The Environmental Protection Agency has concerns about water quality and could refuse recognition of a permit to build a Seawater Desalination Plant in the Port of Corpus Christi.

The world's largest inland desalination plant is The Kay Bailey Hutchison Desalination Plant which is in El Paso and turns brackish groundwater into freshwater. There are 50 other Desalination plants of this type in Texas as well.

Now because of EPA concerns, the proposed first seawater desalination plant may not get their permit approved. The EPA can refuse to recognize the state permit by saying that it doesn’t comply with the Clean Water Act.  The EPA has been protesting the plan as of last year, claiming that Texas had failed to allow the EPA to review the plans.
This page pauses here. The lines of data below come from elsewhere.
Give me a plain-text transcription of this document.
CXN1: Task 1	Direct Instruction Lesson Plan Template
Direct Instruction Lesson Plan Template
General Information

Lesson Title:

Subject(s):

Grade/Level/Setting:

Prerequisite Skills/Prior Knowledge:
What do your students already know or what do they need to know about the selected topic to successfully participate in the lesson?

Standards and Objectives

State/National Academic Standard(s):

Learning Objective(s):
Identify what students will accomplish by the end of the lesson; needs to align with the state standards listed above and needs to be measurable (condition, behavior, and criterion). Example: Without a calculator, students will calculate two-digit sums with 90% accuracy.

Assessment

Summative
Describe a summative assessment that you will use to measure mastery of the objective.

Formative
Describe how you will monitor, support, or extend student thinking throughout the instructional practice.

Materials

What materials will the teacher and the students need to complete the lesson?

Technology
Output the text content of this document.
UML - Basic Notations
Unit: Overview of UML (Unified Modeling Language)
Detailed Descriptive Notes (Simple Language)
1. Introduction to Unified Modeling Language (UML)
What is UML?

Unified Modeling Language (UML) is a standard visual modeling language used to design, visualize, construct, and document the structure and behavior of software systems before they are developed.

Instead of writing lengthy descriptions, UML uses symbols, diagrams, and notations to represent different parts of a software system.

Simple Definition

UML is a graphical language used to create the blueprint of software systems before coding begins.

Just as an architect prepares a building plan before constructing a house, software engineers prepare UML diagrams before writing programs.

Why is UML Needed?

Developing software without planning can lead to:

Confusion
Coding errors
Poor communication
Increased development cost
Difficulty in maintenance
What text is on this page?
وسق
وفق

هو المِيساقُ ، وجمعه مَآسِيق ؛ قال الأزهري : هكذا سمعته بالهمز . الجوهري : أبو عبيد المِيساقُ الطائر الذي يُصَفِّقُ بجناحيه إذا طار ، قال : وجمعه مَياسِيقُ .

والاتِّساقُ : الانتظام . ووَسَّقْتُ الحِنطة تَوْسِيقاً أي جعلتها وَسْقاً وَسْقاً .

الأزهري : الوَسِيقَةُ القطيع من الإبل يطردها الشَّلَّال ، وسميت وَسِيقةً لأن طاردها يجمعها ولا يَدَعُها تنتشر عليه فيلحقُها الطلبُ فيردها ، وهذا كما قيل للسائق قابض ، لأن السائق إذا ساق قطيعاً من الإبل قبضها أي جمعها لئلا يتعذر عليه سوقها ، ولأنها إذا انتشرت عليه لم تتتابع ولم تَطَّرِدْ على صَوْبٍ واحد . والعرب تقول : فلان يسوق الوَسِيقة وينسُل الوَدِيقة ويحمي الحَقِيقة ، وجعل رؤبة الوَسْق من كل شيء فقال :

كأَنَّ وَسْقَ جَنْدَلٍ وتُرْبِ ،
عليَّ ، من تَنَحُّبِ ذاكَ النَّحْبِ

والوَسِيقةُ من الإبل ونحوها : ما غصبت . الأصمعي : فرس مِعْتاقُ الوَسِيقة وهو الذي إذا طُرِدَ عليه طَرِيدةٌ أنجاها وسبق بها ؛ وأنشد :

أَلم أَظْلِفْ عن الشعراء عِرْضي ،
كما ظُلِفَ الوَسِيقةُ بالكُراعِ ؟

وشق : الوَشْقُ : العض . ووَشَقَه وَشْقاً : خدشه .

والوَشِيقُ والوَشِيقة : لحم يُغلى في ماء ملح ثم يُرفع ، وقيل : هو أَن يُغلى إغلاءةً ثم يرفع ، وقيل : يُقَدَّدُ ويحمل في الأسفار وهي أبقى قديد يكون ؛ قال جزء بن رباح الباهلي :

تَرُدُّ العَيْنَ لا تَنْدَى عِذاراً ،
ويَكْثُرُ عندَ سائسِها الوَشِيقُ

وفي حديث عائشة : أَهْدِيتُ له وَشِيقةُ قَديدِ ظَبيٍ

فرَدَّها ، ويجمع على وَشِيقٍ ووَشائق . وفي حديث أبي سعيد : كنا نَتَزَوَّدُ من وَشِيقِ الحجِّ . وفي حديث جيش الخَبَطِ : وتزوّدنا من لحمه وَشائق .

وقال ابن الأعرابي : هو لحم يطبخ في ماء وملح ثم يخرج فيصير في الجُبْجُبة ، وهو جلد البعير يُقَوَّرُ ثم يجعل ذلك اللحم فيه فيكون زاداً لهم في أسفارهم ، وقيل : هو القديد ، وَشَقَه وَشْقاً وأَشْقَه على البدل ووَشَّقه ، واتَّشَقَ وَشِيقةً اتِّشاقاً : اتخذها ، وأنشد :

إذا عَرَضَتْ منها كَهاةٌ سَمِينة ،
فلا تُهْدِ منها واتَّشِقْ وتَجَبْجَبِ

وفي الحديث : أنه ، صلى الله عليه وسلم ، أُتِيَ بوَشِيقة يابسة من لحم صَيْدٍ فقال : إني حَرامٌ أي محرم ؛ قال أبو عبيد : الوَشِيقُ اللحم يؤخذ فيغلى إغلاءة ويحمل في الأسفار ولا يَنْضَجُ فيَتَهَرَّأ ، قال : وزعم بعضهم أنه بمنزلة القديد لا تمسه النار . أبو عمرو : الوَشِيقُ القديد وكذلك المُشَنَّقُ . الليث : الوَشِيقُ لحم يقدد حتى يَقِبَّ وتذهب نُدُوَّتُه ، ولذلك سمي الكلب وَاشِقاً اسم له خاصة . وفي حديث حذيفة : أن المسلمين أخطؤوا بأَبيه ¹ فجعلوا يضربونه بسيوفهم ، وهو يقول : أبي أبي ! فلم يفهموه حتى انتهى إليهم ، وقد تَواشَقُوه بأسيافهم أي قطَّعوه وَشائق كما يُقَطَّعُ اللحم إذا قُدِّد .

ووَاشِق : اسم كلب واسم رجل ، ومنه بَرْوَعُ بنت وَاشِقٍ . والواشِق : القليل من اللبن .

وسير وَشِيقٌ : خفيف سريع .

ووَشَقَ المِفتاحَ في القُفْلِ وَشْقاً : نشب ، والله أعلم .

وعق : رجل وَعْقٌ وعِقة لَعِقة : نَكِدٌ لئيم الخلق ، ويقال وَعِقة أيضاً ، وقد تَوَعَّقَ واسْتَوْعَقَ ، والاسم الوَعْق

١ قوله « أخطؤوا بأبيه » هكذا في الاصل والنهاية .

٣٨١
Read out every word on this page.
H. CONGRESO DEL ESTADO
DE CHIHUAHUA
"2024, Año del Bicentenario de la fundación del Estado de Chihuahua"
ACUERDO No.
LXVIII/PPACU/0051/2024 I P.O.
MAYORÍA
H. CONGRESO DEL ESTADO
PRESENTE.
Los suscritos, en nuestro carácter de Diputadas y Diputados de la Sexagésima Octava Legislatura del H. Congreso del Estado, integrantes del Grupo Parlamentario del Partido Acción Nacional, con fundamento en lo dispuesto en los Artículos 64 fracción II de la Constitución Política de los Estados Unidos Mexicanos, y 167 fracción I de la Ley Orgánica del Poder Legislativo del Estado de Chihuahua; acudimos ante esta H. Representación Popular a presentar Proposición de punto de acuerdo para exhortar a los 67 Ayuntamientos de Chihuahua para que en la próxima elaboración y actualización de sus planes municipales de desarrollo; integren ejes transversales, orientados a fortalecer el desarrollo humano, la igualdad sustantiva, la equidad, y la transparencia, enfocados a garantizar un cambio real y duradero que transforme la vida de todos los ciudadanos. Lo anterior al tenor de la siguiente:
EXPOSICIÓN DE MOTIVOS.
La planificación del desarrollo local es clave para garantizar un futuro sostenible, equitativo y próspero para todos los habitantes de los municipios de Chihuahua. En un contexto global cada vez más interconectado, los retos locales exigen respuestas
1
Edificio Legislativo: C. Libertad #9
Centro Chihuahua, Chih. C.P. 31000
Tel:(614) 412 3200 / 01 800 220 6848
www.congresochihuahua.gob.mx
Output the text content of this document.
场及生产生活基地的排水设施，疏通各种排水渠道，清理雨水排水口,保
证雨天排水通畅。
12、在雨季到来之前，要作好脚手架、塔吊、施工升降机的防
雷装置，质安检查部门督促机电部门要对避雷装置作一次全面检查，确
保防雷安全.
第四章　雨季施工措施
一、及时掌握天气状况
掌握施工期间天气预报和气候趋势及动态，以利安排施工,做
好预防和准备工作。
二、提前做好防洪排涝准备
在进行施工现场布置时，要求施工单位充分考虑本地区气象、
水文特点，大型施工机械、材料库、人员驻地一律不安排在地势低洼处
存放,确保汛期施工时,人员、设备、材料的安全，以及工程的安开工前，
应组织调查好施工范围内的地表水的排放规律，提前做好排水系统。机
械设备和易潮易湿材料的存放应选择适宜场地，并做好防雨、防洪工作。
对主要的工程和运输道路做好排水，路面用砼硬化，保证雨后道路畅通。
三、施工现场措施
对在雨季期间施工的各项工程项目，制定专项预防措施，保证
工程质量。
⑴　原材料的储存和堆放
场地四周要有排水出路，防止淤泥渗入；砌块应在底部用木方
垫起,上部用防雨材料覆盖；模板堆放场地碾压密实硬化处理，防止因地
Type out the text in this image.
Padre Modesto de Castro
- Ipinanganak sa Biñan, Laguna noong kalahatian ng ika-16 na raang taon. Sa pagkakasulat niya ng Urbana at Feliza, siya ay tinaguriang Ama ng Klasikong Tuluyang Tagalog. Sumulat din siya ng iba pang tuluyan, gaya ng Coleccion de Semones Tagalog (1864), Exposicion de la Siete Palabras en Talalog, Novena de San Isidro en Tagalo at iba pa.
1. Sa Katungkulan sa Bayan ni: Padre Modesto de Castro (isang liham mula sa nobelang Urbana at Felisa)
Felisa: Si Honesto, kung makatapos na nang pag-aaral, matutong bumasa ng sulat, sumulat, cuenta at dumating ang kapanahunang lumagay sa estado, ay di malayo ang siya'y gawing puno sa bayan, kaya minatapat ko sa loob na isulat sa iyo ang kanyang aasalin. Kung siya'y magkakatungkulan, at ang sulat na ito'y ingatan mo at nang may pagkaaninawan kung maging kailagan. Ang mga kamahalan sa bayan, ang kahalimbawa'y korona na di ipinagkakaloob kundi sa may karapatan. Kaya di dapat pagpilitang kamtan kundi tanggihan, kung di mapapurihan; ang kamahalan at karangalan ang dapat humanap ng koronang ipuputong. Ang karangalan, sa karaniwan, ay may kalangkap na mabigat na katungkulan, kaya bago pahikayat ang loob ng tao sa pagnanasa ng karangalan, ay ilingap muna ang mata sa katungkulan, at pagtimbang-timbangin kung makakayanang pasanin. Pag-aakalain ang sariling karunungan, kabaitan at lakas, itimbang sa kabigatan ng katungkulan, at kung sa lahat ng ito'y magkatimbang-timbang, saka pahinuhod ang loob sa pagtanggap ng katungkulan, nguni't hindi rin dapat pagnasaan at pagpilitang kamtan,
Environmental groups are in the fight saying that the plant's wastewater could harm the sensitive coastal ecosystems and have fought the project for four years.

If approved, the Seawater Desalination Plant is expected to cost at least half a billion dollars to construct.

Why the big push to build this plant? Water demand in Corpus Christi and the surrounding area is growing because of an increasing population and a boom in manufacturing and petrochemical facilities that need water to cool their plants. The projection is that those plants are expected to run out of water by the end of the decade if new water sources are not secured.

The water planning area which is made up of 11 counties in South Texas’ Nueces River Basin projects that 70% of its new water resources will have to come from desalination plants by 2030.

It will be very interesting to see how this turns out. Will it be built or not!